With respect to Centra Tech’s purported CEO “Michael Edwards,” SHARMA text-messaged TRAPANI on or about July 29, 2017, that they “Need to find someone who looks like Michael,” “Team photos,” “He’s real lol,” “Everyone real,” “Except Jessica,” “And Mike.”  Similarly, SHARMA later wrote during that same exchange:  “Gonna kill both Ceo and her,” “Gonna say they were married and got into an accident.” 

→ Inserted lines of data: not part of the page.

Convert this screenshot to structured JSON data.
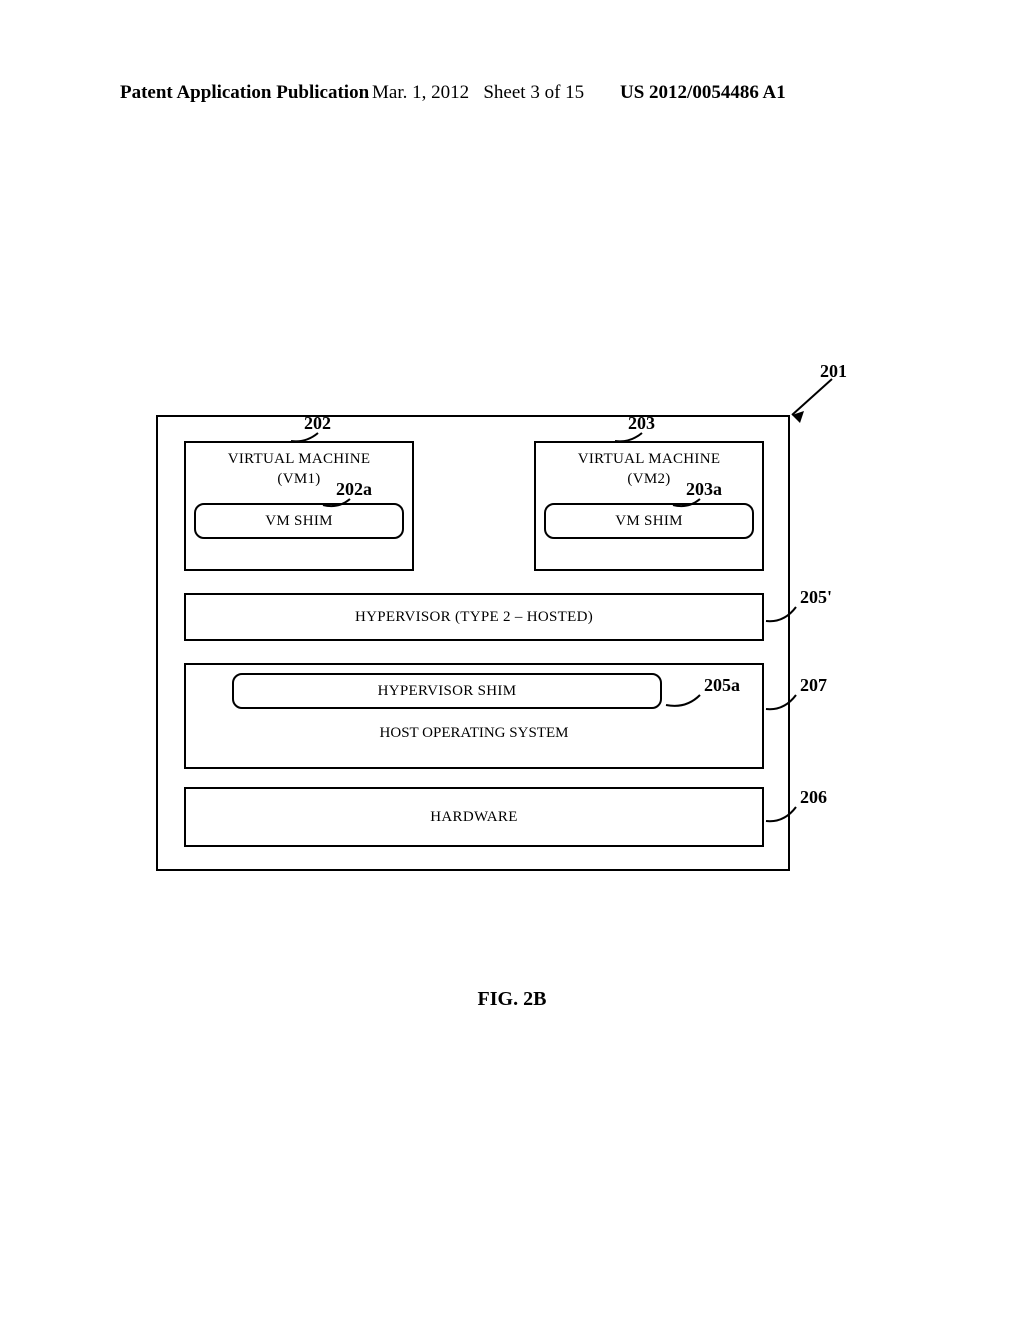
{
  "header": {
    "left": "Patent Application Publication",
    "mid_date": "Mar. 1, 2012",
    "mid_sheet": "Sheet 3 of 15",
    "right": "US 2012/0054486 A1"
  },
  "figure": {
    "caption": "FIG. 2B",
    "refs": {
      "r201": "201",
      "r202": "202",
      "r203": "203",
      "r202a": "202a",
      "r203a": "203a",
      "r205p": "205'",
      "r205a": "205a",
      "r207": "207",
      "r206": "206"
    },
    "blocks": {
      "vm1_line1": "VIRTUAL MACHINE",
      "vm1_line2": "(VM1)",
      "vm2_line1": "VIRTUAL MACHINE",
      "vm2_line2": "(VM2)",
      "vm_shim": "VM SHIM",
      "hypervisor": "HYPERVISOR (TYPE 2 – HOSTED)",
      "hypervisor_shim": "HYPERVISOR SHIM",
      "host_os": "HOST OPERATING SYSTEM",
      "hardware": "HARDWARE"
    }
  }
}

Finally, with respect to Centra Tech’s purported money transmitter and other licenses in 38 states, SHARMA had a text message conversation with TRAPANI and FARKAS on or about August 30, 2017, about applying for state licenses that Centra Tech had previously represented it already held in 38 states.  For example, SHARMA wrote in one message on or about August 30, 2017, to TRAPANI and FARKAS:  “Gotta apply for all licenses,” “Should I even say this.” 

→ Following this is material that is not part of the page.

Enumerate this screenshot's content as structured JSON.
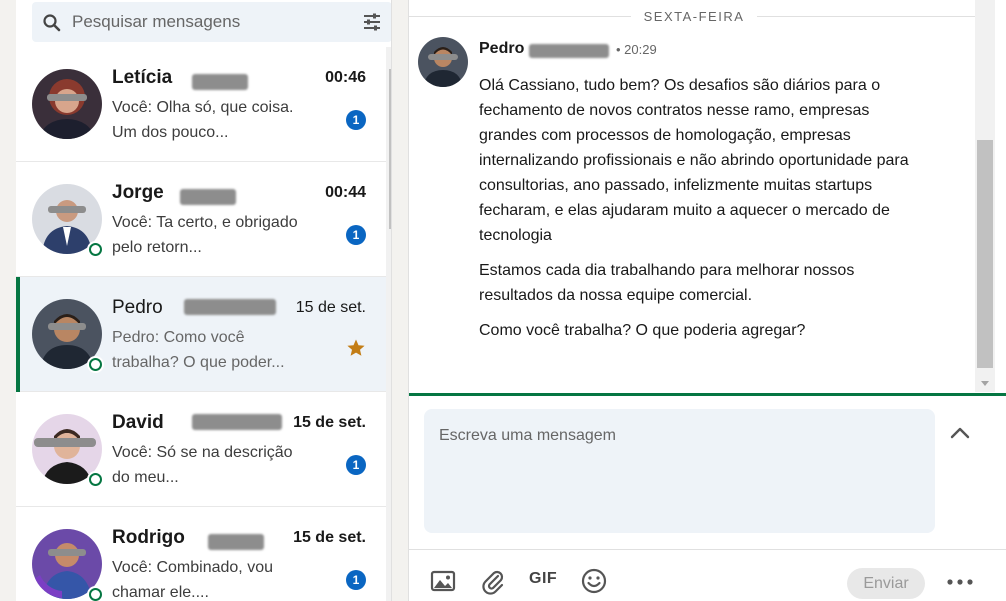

On or about May 2, 2018, this Office and the FBI seized, pursuant to a judicially authorized seizure warrant, 91,000 Ether units, consisting of digital funds raised from victims who purchased digital tokens issued by Centra Tech during its ICO based on fraudulent misrepresentations and omissions.  The seized funds are presently worth more than $60 million. 
In a separate action, the United States Securities and Exchange Commission (the “SEC”) has filed civil charges against SHARMA, TRAPANI, and FARKAS.           
SHARMA, 27, TRAPANI, 27, and FARKAS, 31, are all residents of Florida.  All three of them are charged in a four-count Indictment with one count of conspiracy to commit securities fraud, which carries a maximum potential sentence of five years in prison; one count of conspiracy to commit wire fraud, which carries a maximum potential sentence of 20 years in prison; one count of securities fraud, which carries a maximum potential sentence of 20 years in prison; and one count of wire fraud, which carries a maximum potential sentence of 20 years in prison.  In addition to potential prison sentences, each of these charges also carries potential financial penalties.  The maximum potential prison sentences in this case are prescribed by Congress and are provided here for informational purposes only, as any sentencing of the defendants will be determined by the judge. 
Mr. Khuzami praised the work of the FBI and thanked the SEC for its assistance.  Mr. Khuzami also thanked the Department of Homeland Security, Homeland Security Investigations (“DHS-HIS”) and the District Attorney’s Office for New York County for their assistance in this case.
The allegations contained in the charging documents in this case are merely accusations, and the defendants are presumed innocent unless and until proven guilty.
[1] As the introductory phrase signifies, the entirety of the text of the Complaints and the Indictment, and the description of the Complaints and the Indictment set forth herein, constitute only allegations, and every fact described should be treated as an allegation.